Nina is on her morning run. I can see her on the lower path from here, moving at her usual pace, hair back, the focus of someone who runs to think rather than to exercise.

I watch her run the path until she turns the corner and disappears from view.

Then I go to my study. I sit at my desk and think about the folder, what it contains, and what it means. I’ve built this operation over eleven years on the principle that nothing and no one outside the work is a variable.

No attachments that can be pressed on, no soft points that an enemy can find and use. I have held that principle without exception for eleven years, and it has served me and the people around me well.

Nina Morozov is a soft point.

I’m sitting at my desk knowing that and not being sorry about it, which is its own kind of information. A man who is not sorry about a vulnerability has already decided it’s worth the cost. I have not made that decision consciously.

I have apparently made it anyway, somewhere between the function where I told a room full of people she was mine and this morning on the range where the first shot went wide because I was thinking about the car parked outside the north wall and whether she had noticed it yet.

She had noticed it. Of course she had. She notices everything.

I open the morning brief and get to work.

At noon, Rico sends a message confirming the changes are in place. I read it and go back to the contracts on my screen. At two, my lawyer calls about the west side acquisition, and we speak for twenty minutes.

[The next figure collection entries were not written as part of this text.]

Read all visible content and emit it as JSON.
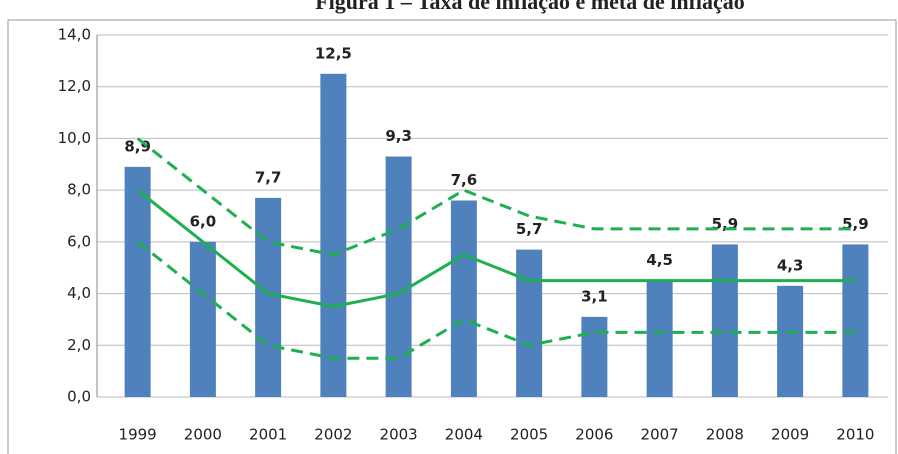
{
  "chart_data": {
    "type": "bar",
    "title": "Figura 1 – Taxa de inflação e meta de inflação",
    "categories": [
      "1999",
      "2000",
      "2001",
      "2002",
      "2003",
      "2004",
      "2005",
      "2006",
      "2007",
      "2008",
      "2009",
      "2010"
    ],
    "series": [
      {
        "type": "bar",
        "color": "#4f81bd",
        "values": [
          8.9,
          6.0,
          7.7,
          12.5,
          9.3,
          7.6,
          5.7,
          3.1,
          4.5,
          5.9,
          4.3,
          5.9
        ],
        "value_labels": [
          "8,9",
          "6,0",
          "7,7",
          "12,5",
          "9,3",
          "7,6",
          "5,7",
          "3,1",
          "4,5",
          "5,9",
          "4,3",
          "5,9"
        ]
      },
      {
        "type": "line",
        "color": "#1eb050",
        "dashed": false,
        "values": [
          8.0,
          6.0,
          4.0,
          3.5,
          4.0,
          5.5,
          4.5,
          4.5,
          4.5,
          4.5,
          4.5,
          4.5
        ]
      },
      {
        "type": "line",
        "color": "#1eb050",
        "dashed": true,
        "values": [
          10.0,
          8.0,
          6.0,
          5.5,
          6.5,
          8.0,
          7.0,
          6.5,
          6.5,
          6.5,
          6.5,
          6.5
        ]
      },
      {
        "type": "line",
        "color": "#1eb050",
        "dashed": true,
        "values": [
          6.0,
          4.0,
          2.0,
          1.5,
          1.5,
          3.0,
          2.0,
          2.5,
          2.5,
          2.5,
          2.5,
          2.5
        ]
      }
    ],
    "ylim": [
      0,
      14
    ],
    "yticks": [
      {
        "value": 0,
        "label": "0,0"
      },
      {
        "value": 2,
        "label": "2,0"
      },
      {
        "value": 4,
        "label": "4,0"
      },
      {
        "value": 6,
        "label": "6,0"
      },
      {
        "value": 8,
        "label": "8,0"
      },
      {
        "value": 10,
        "label": "10,0"
      },
      {
        "value": 12,
        "label": "12,0"
      },
      {
        "value": 14,
        "label": "14,0"
      }
    ],
    "grid": true
  }
}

At four, I sign off on the distribution schedule for the week. At five thirty, I close the last file and sit back and look out the window.

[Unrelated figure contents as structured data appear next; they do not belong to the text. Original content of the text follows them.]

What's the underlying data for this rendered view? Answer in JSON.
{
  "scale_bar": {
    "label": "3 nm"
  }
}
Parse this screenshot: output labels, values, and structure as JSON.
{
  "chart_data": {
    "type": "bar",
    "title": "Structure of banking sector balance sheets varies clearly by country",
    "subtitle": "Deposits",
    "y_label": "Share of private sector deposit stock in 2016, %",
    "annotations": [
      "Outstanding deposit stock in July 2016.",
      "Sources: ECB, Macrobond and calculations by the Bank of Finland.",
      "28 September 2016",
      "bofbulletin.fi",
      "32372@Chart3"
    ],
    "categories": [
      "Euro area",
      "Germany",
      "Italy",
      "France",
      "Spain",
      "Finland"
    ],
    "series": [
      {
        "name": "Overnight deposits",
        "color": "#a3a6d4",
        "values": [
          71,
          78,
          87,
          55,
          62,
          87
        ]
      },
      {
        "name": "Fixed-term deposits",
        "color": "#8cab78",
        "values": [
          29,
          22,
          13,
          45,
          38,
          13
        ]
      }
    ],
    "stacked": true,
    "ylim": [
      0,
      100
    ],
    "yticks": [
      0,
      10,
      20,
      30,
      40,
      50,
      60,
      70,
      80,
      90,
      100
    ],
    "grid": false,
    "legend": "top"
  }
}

The estate is quiet around me. Somewhere upstairs, Nina is writing. She’s always writing at this hour, the private document she has been building for weeks, the one that is not for her editor, not for Reeves, and not for anyone.

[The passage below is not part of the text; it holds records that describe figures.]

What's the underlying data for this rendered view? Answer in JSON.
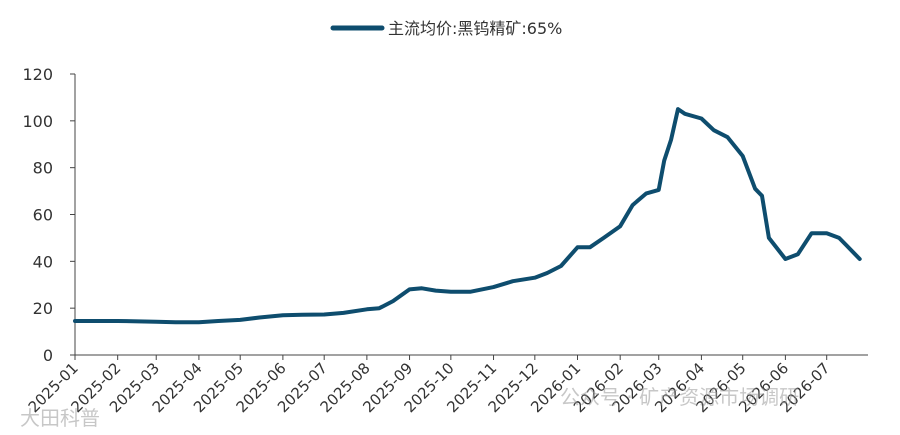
{
  "chart_data": {
    "type": "line",
    "title": "",
    "xlabel": "",
    "ylabel": "",
    "ylim": [
      0,
      120
    ],
    "yticks": [
      0,
      20,
      40,
      60,
      80,
      100,
      120
    ],
    "x_tick_labels": [
      "2025-01",
      "2025-02",
      "2025-03",
      "2025-04",
      "2025-05",
      "2025-06",
      "2025-07",
      "2025-08",
      "2025-09",
      "2025-10",
      "2025-11",
      "2025-12",
      "2026-01",
      "2026-02",
      "2026-03",
      "2026-04",
      "2026-05",
      "2026-06",
      "2026-07"
    ],
    "grid": false,
    "legend_position": "top-center",
    "series": [
      {
        "name": "主流均价:黑钨精矿:65%",
        "color": "#0e4d6e",
        "x": [
          "2025-01-01",
          "2025-02-01",
          "2025-03-01",
          "2025-03-15",
          "2025-04-01",
          "2025-04-15",
          "2025-05-01",
          "2025-05-15",
          "2025-06-01",
          "2025-06-15",
          "2025-07-01",
          "2025-07-15",
          "2025-08-01",
          "2025-08-10",
          "2025-08-20",
          "2025-09-01",
          "2025-09-10",
          "2025-09-20",
          "2025-10-01",
          "2025-10-15",
          "2025-11-01",
          "2025-11-15",
          "2025-12-01",
          "2025-12-10",
          "2025-12-20",
          "2026-01-01",
          "2026-01-10",
          "2026-01-20",
          "2026-02-01",
          "2026-02-10",
          "2026-02-20",
          "2026-03-01",
          "2026-03-05",
          "2026-03-10",
          "2026-03-15",
          "2026-03-20",
          "2026-04-01",
          "2026-04-10",
          "2026-04-20",
          "2026-05-01",
          "2026-05-10",
          "2026-05-15",
          "2026-05-20",
          "2026-06-01",
          "2026-06-10",
          "2026-06-20",
          "2026-07-01",
          "2026-07-10",
          "2026-07-15",
          "2026-07-25"
        ],
        "values": [
          14.5,
          14.5,
          14.2,
          14,
          14,
          14.5,
          15,
          16,
          17,
          17.2,
          17.3,
          18,
          19.5,
          20,
          23,
          28,
          28.5,
          27.5,
          27,
          27,
          29,
          31.5,
          33,
          35,
          38,
          46,
          46,
          50,
          55,
          64,
          69,
          70.5,
          83,
          92,
          105,
          103,
          101,
          96,
          93,
          85,
          71,
          68,
          50,
          41,
          43,
          52,
          52,
          50,
          47,
          41
        ]
      }
    ]
  },
  "watermarks": {
    "bottom_left": "大田科普",
    "bottom_right": "公众号 · 矿产资源市场调研"
  }
}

I have not looked at it. I’ve had a hundred opportunities to look at it, and I have not, which is either discipline or something else that I’m not going to examine too closely tonight.

At dinner, she comes to the table with her laptop, a glass of wine, and the particular focused expression she gets when something in her work is moving but hasn’t landed yet.

I pour mine and sit.

“Baltic private equity structures,” she says, not looking up. “Specifically, how clean money and dirty money share the same vehicles without either side needing to acknowledge the other.” She scrolls something. “It’s elegant, actually. If you don’t look at it too hard.”

I look at her across the table.

“What,” she says.

“Nothing.”

She looks up. Studies me for a second. Goes back to the screen.

We eat. The dinner is quiet in the way our dinners have been lately, not empty, not performed.

She tells me the piece is fighting her in the middle section, that the sourcing is clean, but the structure keeps collapsing around it.

I ask her where it collapses. She tells me.

I ask one question about the sequencing, and she puts her fork down and looks at me.

“How do you know that?” she asks.

“I’ve read enough financial disclosures to know where the architecture breaks.”

She looks at me for another second. Then she picks her fork back up. “The middle needs a bridge,” she says. “Not more sourcing. Just a line that earns the turn.”

“Yes.”

She closes the laptop. Opens a second bottle. Stays at the table past when she usually goes upstairs.

At ten, she takes her wine and goes up.

I sit at the empty table and think about the briefing Rico gave me this morning, the intelligence about what the faction wants from her, the things they know about her movements that they should not know.

I think about how she just sat across from me for two hours talking about financial structures and didn’t know she is the most exposed variable in everything I’m currently managing.

I stay at the table for a moment and then go to my study.

Rico’s message comes in at ten fifteen.

Timeline moved up. Intelligence puts the hit at two weeks, possibly less. They’re ready to move.

I read it twice.

Then I put the phone down, look at the wall, and think about Nina upstairs with ink on her hand, two new men in the tree line, and a folder with her name on every page.

Two weeks.

I pick up the phone and call Rico back.

“Get everyone in,” I say. “Tomorrow morning. Six o’clock.”

“All of them?”

“All of them,” I say. “We’re done waiting.”